His chapter on the Jéjé variant of Candomblé, whose adherents trace the 
"purity" of its traditions to Dahomey (now Benin), makes even more radical 
claims: Matory speculates that Jéjé identity and practices, attributed to 
West African origins, actually originated in Bahia, were carried to Benin, 
where they influenced Beninese ethnicity, and then, further modified, were 
reintroduced into Brazil.

Black Atlantic Religion is convincing in broad outline and in particular 
arguments but is sometimes flawed by claims and assertions that exceed the 
data. One chapter in particular, on Ruth Landes, verges on stridency. 
Elsewhere, Matory aptly emphasizes African agency against interpretations of 
Afro-Brazilians' passive submission to white elites. In this chapter, 
however, he reverses himself to argue that Landes, a U.S. ethnographer of 
Candomblé in the 1930s, guided by her Western feminist perspective, 
single-handedly and decisively influenced the future of this religion. 

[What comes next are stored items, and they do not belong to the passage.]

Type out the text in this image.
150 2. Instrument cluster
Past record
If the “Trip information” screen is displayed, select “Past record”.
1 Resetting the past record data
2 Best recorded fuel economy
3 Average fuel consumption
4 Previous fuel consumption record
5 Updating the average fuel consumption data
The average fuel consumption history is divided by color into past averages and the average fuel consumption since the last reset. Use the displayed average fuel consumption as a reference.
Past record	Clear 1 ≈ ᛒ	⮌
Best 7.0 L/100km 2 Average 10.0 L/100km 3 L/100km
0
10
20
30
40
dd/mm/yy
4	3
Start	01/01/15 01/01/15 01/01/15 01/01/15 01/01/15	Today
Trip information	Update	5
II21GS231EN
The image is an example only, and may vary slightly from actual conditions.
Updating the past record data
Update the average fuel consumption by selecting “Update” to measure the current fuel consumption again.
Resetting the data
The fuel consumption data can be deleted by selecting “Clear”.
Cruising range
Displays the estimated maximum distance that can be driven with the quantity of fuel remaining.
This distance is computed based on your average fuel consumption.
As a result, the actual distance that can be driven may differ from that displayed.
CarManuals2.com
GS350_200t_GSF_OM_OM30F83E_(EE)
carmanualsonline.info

Matory claims that by incorrectly identifying the religion as matriarchal 
and characterizing male participants possessed by divinities as homosexuals, 
Landes actually brought this situation about, an implausible assertion 
argued on the thinnest of evidence. He also falls prey to the very African 
"purist" bias whose history he deconstructs, privileging in his analysis the 
few "purist" Candomblé centers over the many more eclectic ones and 
referring to Umbanda, an eclectic religion that draws at least as much on 
European spiritism as on African sources, as simply "a watered-down version 
of Candomblé" (p. 165).

There is a great deal to praise here. Matory offers new historical data and 
original perspectives as well as a passionate critique of the neglect of the 
Afro-Atlantic world in recent transnationalist theory. The historical detail 
and immersion in ongoing controversies will delight scholars but will make 
this book difficult for introductory undergraduate courses.